Looking for the new governor? Google seems to have inadvertently already signed on as a supporter of the man who will presumably try to succeed him, Attorney General Andrew Cuomo.
Put “Eliot Spitzer” into a Google search With or without quotation marks around his name, the first two items to come up lead right to pictures of Cuomo. Coming in first is the attorney general’s homepage. Second is Cuomo’s official biography on the office’s site.
Neither item mentions Spitzer, whose big shoes Cuomo spent last year convincing New Yorkers he was going to fill.

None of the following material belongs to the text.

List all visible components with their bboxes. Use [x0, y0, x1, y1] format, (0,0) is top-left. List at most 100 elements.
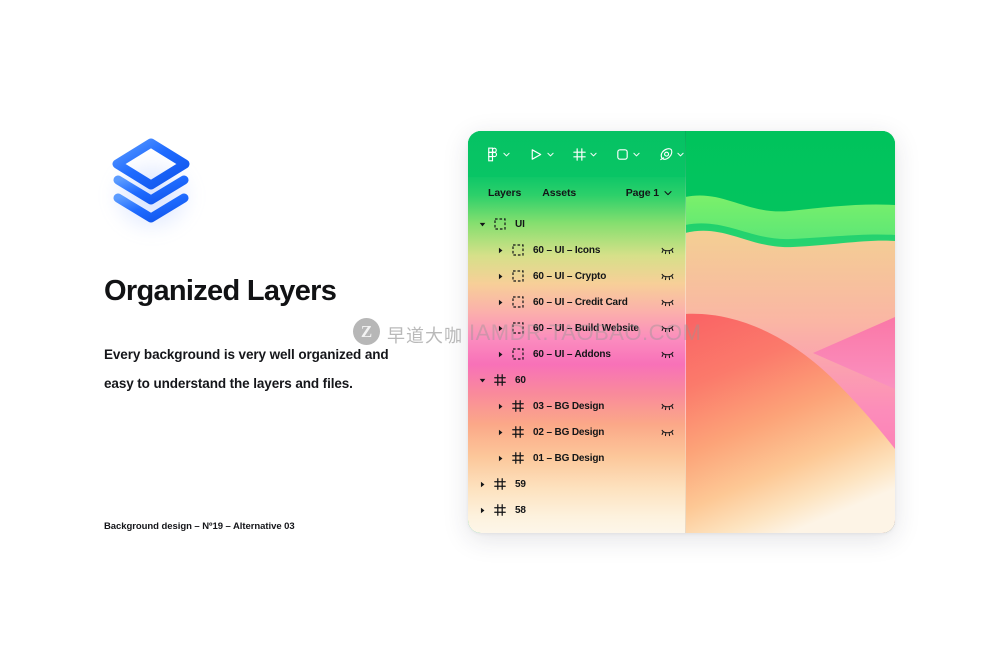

Google search results can be manipulated—“Google bombing,” for instance, is a deliberate effort to take advantage of the company’s search algorithm by creating a large number of sites which use “anchor text,” or text visible in a hyperlink.
The algorithm, it seems, is still picking up on anchor text created while Spitzer was still attorney general—in other words, all the days over the last eight years before Day One. Or it could have darker significance: Cuomo, after all, tried to carry on the family tradition by running for governor in 2002, and the assumption is that he will make another attempt as soon as Spitzer clears the way. Spitzer, meanwhile, is out to remake state government, perhaps laying the groundwork for a national bid along the way.
This may not be the only time one elbows the other out of the way.